66 - Floride II - pour Freddie Gray
USA. Pays-continent si vaste qu’on n’y sent pas ce relent de frontière, comme un relent de culotte malpropre, qu’on perçoit partout en Europe où on est toujours sur le point de passer d’un pays dans l’autre, pas de frontière, sauf la ligne sanglante du rempart barbelé derrière lequel l’Oncle Sam contemple l’Amérique latine et ses propres afro-américains, pays-continent du racisme polymorphe, centré sur le racisme anti-noir, puissant comme il y a 100 ans, ou presque, dans toutes les têtes et dans tout le pays qui s’enflamme, une fois de plus, après l’assassinat de Freddie Gray à Baltimore, qu’on voit sur toutes les chaînes menotté par six policiers et traîné, la nuque brisée, dans un fourgon cellulaire, qu’on entend hurler « vous me faites mal, ma nuque me fait mal, arrêtez, arrêtez ! », qui hurle, mais qui n’est déjà plus présent dans son corps qui s’effondre, dont les jambes et la tête pendent, pendant que les flics le chargent dans le camion comme un quartier de viande, et que quelqu’un filme cette scène si banale en Amérique avec son smartphone, en invectivant les forces de l’ordre, « we are watching you ! we are watching you ! »
Baltimore désormais sous couvre-feu après des manifestations que les médias qualifient d’émeutes déclenchées par des casseurs, tous bords confondus, y compris les chaines nationales, sur la même ligne, de CNN à FOX News, des casseurs comme ceux dont nous parlaient les télévisions françaises lors des soulèvements dans les banlieues en 2005, sans jamais évoquer les causes, l’essence et l’allumette qui ont mis le feu aux poudres, le racisme, racisme appelant tout le cortège des discriminations qu’on connaît, et qu’on glisse, une fois encore, sous le tapis dans les commentaires, insistant sur le courage des mères qui se jettent sur leurs enfants cagoulés, au beau milieu du cortège, tirant leurs gosses par la capuche et les ramenant à la maison à coups de gifles, pour qu’ils ne fassent pas la une d’un prochain fait-divers, pour qu’ils ne soient pas les prochains cadavres à mettre les gens dans la rue aux États-Unis.

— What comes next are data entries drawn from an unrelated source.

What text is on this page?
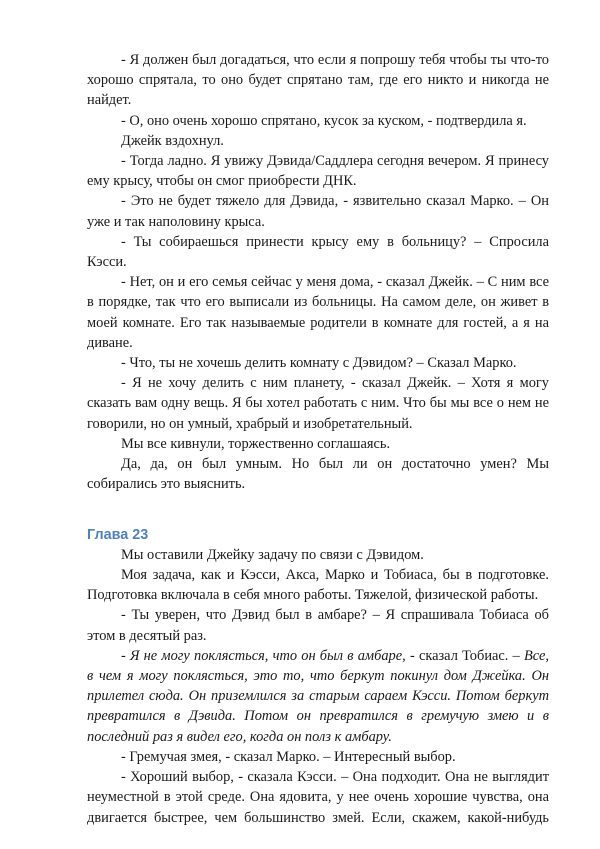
- Я должен был догадаться, что если я попрошу тебя чтобы ты что-то хорошо спрятала, то оно будет спрятано там, где его никто и никогда не найдет.

- О, оно очень хорошо спрятано, кусок за куском, - подтвердила я.

Джейк вздохнул.

- Тогда ладно. Я увижу Дэвида/Саддлера сегодня вечером. Я принесу ему крысу, чтобы он смог приобрести ДНК.

- Это не будет тяжело для Дэвида, - язвительно сказал Марко. – Он уже и так наполовину крыса.

- Ты собираешься принести крысу ему в больницу? – Спросила Кэсси.

- Нет, он и его семья сейчас у меня дома, - сказал Джейк. – С ним все в порядке, так что его выписали из больницы. На самом деле, он живет в моей комнате. Его так называемые родители в комнате для гостей, а я на диване.

- Что, ты не хочешь делить комнату с Дэвидом? – Сказал Марко.

- Я не хочу делить с ним планету, - сказал Джейк. – Хотя я могу сказать вам одну вещь. Я бы хотел работать с ним. Что бы мы все о нем не говорили, но он умный, храбрый и изобретательный.

Мы все кивнули, торжественно соглашаясь.

Да, да, он был умным. Но был ли он достаточно умен? Мы собирались это выяснить.

Глава 23

Мы оставили Джейку задачу по связи с Дэвидом.

Моя задача, как и Кэсси, Акса, Марко и Тобиаса, бы в подготовке. Подготовка включала в себя много работы. Тяжелой, физической работы.

- Ты уверен, что Дэвид был в амбаре? – Я спрашивала Тобиаса об этом в десятый раз.

- Я не могу поклясться, что он был в амбаре, - сказал Тобиас. – Все, в чем я могу поклясться, это то, что беркут покинул дом Джейка. Он прилетел сюда. Он приземлился за старым сараем Кэсси. Потом беркут превратился в Дэвида. Потом он превратился в гремучую змею и в последний раз я видел его, когда он полз к амбару.

- Гремучая змея, - сказал Марко. – Интересный выбор.

- Хороший выбор, - сказала Кэсси. – Она подходит. Она не выглядит неуместной в этой среде. Она ядовита, у нее очень хорошие чувства, она двигается быстрее, чем большинство змей. Если, скажем, какой-нибудь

Tout ceci tourne, pivote, vortex halluciné d’histoires, de versions contradictoires, se résumant d’abord à celle de la police de Baltimore annonçant que le rapport sur la mort de Freddie Gray ne sera pas divulgué. Puis Barack Obama prendra la parole, prononcera un discours inspiré, évoquant des décennies d’iniquité ; enfin, la procureure du Maryland poursuivra, deux jours plus tard, les six policiers pour meurtre et pour violences volontaires. Pendant ce temps, une foule compacte défie le couvre-feu à Baltimore, se rassemble à New York, à Philadelphie, une foule qui n’est pas celle que nous décrivent les médias, volontiers violente et revancharde, mais des individus qui suffoquent et qui expriment ce manque d’air en silence, faisant chaque jour l’expérience d’une brutalité policière aggravant encore celle de la rue, une brutalité qui n’est que l’expression de la formation des policiers, du dogme toujours en vigueur dans certains commissariats, non pas la loi, mais la loi du plus fort, et qui n’a pas changé depuis qu’on pendait les noirs aux arbres, voilà ce que réclame la foule si mélangée, tous âges et toutes couleurs, qui défile dans les grandes villes d’Amérique, la justice, une fois encore, y compris à Miami où je me trouve, me mêlant au cortège, me disant que mon fauteuil roulant me protègera de la matraque, parce que je n’ai pas l’âme d’un dur à cuire, et que je pousse ma plainte avec les autres et pour eux, parce que je me suis mis à aimer ce pays-continent, allez savoir pourquoi on tombe amoureux de l’enfer.
Complément du 27 juin 2015 - conclusions de l’autopsie de Freddie Gray / source : Washington Post
(photo : Jim Bourg/Reuters)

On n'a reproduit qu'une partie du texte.